"A um brasileiro apercebido dos seus deveres de solidariedade para com os povos que pertencem ao seu mesmo tipo de civilização específica, não podem deixar de interessar aquelas populações como a de Goa, a de Moçambique, a de Angola, a da Guiné, que olham para o Brasil, em geral, e para São Paulo, em particular, como para uma evidência irrecusável de que talvez esteja em nosso tipo de civilização a solução mais adequada aos problemas de encontro de europeus com não-europeus em regiões tropicais e quase tropicais. Donde a necessidade de cada vez mais passarmos, os brasileiros, a pensar, a sentir e a agir como um povo em grande parte responsável pelo destino de outros povos, separados de nós por grandes distâncias físicas porém próximos de nós pelas formas de cultura; e cujo futuro, como cultura em desenvolvimento, talvez seja inseparável do futuro brasileiro.

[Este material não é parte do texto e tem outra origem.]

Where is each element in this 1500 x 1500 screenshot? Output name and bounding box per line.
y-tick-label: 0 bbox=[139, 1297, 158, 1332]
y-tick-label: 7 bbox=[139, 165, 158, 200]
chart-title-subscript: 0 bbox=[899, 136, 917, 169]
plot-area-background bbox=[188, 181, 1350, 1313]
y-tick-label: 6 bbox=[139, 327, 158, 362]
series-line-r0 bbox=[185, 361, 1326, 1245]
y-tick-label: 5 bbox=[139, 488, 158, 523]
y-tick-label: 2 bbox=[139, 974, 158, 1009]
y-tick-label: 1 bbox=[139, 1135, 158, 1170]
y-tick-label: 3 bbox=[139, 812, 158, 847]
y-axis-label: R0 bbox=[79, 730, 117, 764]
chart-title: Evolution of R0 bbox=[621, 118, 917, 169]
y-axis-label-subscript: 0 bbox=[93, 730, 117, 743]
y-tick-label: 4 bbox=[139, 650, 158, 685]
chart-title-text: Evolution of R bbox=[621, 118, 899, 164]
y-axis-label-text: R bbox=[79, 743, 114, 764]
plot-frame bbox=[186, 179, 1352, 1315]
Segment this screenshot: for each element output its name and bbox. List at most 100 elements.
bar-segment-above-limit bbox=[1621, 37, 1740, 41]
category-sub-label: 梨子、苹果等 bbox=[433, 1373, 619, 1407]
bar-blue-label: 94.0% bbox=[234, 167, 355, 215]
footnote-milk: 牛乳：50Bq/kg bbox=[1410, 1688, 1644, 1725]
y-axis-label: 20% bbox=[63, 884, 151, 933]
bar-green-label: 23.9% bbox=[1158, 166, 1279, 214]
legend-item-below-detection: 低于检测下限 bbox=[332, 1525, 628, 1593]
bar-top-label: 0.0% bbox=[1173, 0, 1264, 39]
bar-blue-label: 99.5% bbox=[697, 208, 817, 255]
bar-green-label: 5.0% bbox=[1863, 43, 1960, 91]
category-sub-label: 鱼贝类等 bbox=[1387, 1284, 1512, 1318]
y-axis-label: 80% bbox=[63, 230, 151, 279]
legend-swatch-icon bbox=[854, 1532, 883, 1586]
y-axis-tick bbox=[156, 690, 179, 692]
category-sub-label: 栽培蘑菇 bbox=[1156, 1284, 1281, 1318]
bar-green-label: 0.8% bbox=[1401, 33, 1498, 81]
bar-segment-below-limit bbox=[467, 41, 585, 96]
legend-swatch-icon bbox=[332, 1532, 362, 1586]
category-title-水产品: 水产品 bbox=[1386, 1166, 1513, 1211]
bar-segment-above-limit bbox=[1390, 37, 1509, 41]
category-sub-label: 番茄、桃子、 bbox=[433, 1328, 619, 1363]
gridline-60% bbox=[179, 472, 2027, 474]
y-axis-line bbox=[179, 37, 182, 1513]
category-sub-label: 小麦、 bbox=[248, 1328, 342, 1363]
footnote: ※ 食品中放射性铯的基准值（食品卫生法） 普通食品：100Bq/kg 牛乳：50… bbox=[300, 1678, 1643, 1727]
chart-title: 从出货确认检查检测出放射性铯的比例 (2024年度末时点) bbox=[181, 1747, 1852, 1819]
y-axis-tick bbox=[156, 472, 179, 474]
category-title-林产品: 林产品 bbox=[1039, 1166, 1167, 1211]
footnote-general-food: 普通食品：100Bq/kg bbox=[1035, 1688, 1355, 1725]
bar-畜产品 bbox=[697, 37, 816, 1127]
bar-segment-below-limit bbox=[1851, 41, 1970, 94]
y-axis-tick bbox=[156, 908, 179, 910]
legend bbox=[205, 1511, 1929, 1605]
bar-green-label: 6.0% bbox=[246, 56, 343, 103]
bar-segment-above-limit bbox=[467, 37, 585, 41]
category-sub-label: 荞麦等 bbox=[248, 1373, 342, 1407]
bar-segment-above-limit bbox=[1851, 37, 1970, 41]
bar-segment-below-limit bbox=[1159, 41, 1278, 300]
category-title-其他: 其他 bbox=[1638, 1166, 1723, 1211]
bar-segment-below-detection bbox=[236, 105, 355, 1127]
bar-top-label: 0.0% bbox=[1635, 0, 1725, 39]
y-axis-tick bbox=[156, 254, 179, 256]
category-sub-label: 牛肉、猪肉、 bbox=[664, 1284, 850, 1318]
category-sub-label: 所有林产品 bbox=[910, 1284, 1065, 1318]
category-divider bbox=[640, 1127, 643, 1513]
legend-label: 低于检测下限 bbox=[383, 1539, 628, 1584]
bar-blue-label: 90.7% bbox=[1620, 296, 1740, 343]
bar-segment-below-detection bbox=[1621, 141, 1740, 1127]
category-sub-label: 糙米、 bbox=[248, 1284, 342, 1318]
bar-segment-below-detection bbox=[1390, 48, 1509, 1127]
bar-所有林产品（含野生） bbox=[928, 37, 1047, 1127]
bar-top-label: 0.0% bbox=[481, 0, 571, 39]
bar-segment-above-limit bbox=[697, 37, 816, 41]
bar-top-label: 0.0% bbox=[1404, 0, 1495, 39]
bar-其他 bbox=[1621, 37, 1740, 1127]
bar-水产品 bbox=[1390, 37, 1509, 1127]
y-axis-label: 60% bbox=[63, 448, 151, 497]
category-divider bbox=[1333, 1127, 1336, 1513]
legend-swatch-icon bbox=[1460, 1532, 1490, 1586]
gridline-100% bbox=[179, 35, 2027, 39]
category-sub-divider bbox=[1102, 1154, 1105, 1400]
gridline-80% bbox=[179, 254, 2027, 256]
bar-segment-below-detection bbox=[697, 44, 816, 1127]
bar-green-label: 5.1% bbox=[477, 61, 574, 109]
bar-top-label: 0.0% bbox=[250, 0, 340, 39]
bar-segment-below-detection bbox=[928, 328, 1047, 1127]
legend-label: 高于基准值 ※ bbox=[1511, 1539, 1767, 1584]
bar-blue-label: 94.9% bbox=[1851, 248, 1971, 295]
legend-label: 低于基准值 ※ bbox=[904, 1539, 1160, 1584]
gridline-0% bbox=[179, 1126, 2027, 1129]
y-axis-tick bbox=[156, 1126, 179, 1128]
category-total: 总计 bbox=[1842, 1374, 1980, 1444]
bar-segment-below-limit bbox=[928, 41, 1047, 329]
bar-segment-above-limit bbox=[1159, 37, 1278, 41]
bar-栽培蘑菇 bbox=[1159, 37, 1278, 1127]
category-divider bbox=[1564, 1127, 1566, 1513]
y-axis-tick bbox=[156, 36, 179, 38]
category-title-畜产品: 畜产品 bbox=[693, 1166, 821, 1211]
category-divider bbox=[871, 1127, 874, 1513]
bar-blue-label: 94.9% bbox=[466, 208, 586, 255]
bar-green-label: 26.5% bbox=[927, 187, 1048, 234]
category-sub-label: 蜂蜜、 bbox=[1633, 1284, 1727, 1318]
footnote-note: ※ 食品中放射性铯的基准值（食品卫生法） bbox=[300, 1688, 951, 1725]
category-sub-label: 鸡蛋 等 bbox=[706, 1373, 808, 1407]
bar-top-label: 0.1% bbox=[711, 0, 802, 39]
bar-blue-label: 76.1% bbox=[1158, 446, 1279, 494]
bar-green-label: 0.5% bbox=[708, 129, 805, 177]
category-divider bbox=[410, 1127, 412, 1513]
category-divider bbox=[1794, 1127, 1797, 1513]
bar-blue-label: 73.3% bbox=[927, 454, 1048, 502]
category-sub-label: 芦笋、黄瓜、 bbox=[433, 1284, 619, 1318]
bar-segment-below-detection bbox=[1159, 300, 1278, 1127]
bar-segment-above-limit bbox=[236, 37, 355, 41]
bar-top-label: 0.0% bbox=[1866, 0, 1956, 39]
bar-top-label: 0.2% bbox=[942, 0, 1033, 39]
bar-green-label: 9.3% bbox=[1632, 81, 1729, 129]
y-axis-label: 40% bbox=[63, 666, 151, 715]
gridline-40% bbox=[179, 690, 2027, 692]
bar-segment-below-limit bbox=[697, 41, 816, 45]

Em livro recente e ricamente sugestivo, prejudicado menos que o do Professor Jacques Lambert pelo gôsto excessivo de generalização, mas ainda assim um tanto incontinente em certas de suas generalizações, um sociólogo francês, que todos os estudiosos brasileiros de assuntos sociológicos estimam e admiram - o Professor Roger Bastide - reconhece ter o Brasil se tornado potência demasiado grande para limitar seu destino à América do Sul. É uma nação que tem, a seu ver, papel internacional a desempenhar no Mundo de hoje. E refere-se, a êsse propósito, à idéia de uma federação de países de língua portuguêsa, infelizmente sem considerar, como devia ter considerado, a base sociológica para uma tal federação de evidente importância política, oferecida por aquêles seus colegas brasileiros que vêm sugerindo a especificidade de uma civilização dinâmicamente luso-tropical: civilização em desenvolvimento e não estabilizada. Idéia a que opõe a de uma "missão mais bela"- palavras suas - para o Brasil que seria a de pertencer o mesmo Brasil, de modo evidentemente mais efetivo, a um mundo latino que, a seu ver, deve erguer-se entre o mundo anglo-saxônico e o mundo eslavo, para salvar valores hoje ameaçados. A civilização latina estaria na Europa sob o perigo de imobilizar-se em formas arcaicas. O Brasil poderia concorrer para o seu revigoramento. E, desempenhando êsse papel, seria a grande nação mediadora entre a América, a África e a Europa.
Não vejo por que essa missão não possa vir a ser desempenhada pelo Brasil. Em certo sentido, e à revelia de políticos brasileiros ainda arcaicos em seus métodos de fazer política, é uma missão que já está sendo desempenhada pela cultura brasileira através dos seus Villa-Lobos, dos seus arquitetos modernos, dos seus pintores atuais, de alguns dos seus modernos pensadores e cientistas sociais.
Mas para cumprir essa missão, no melhor sentido da palavra, platônica, pensam alguns sociólogos brasileiros caber ao Brasil, agir, antes, aristotèlicamente, isto é, pragmàticamente; e articular-se com os demais povos hispano-tropicais, em geral, e luso-tropicias, em particular - povos que já não são particularmente latinos porém vêm juntando a uma herança multieuropéia valores de culturas tropicais, ameríndias, africanas e asianas, através de métodos especificamente hispânicos de interpenetração - numa possível comunidade federada. Assim, aquela sua mediação representará para o homem moderno alguma coisa mais do que a experiência brasileira: um conjunto de experiências da parte de portadores de uma cultura da mesma origem européia, que em vez de pretenderem guardar pura e apolínea essa cultura, misturaram-se a culturas não-européias, criando novas culturas que se vêm adaptando aos trópicos sem sacrifício de valores apurados pela experiência européia.
Dessas experiências, a experiência brasileira talvez seja a mais arrojada: a vanguarda. Mas não a única. Melhor é para o homem moderno receber os benefícios do conjunto de tais experiências que, mais do que uma mediação entre a Europa, a América e a África, podem representar uma mediação mais vasta e mais plástica: entre a Europa e o Trópico. E o grande mediador entre a Europa e o Trópico tem sido, não um vago latino, mas o hispano. Principalmente o português, a ser continuado num futuro já presente, pelo brasileiro."
Fonte: FREYRE, Gilberto. O Brasil, mediador entre a Europa e o trópico. O Cruzeiro. Rio de Janeiro, 22 jul. 1961.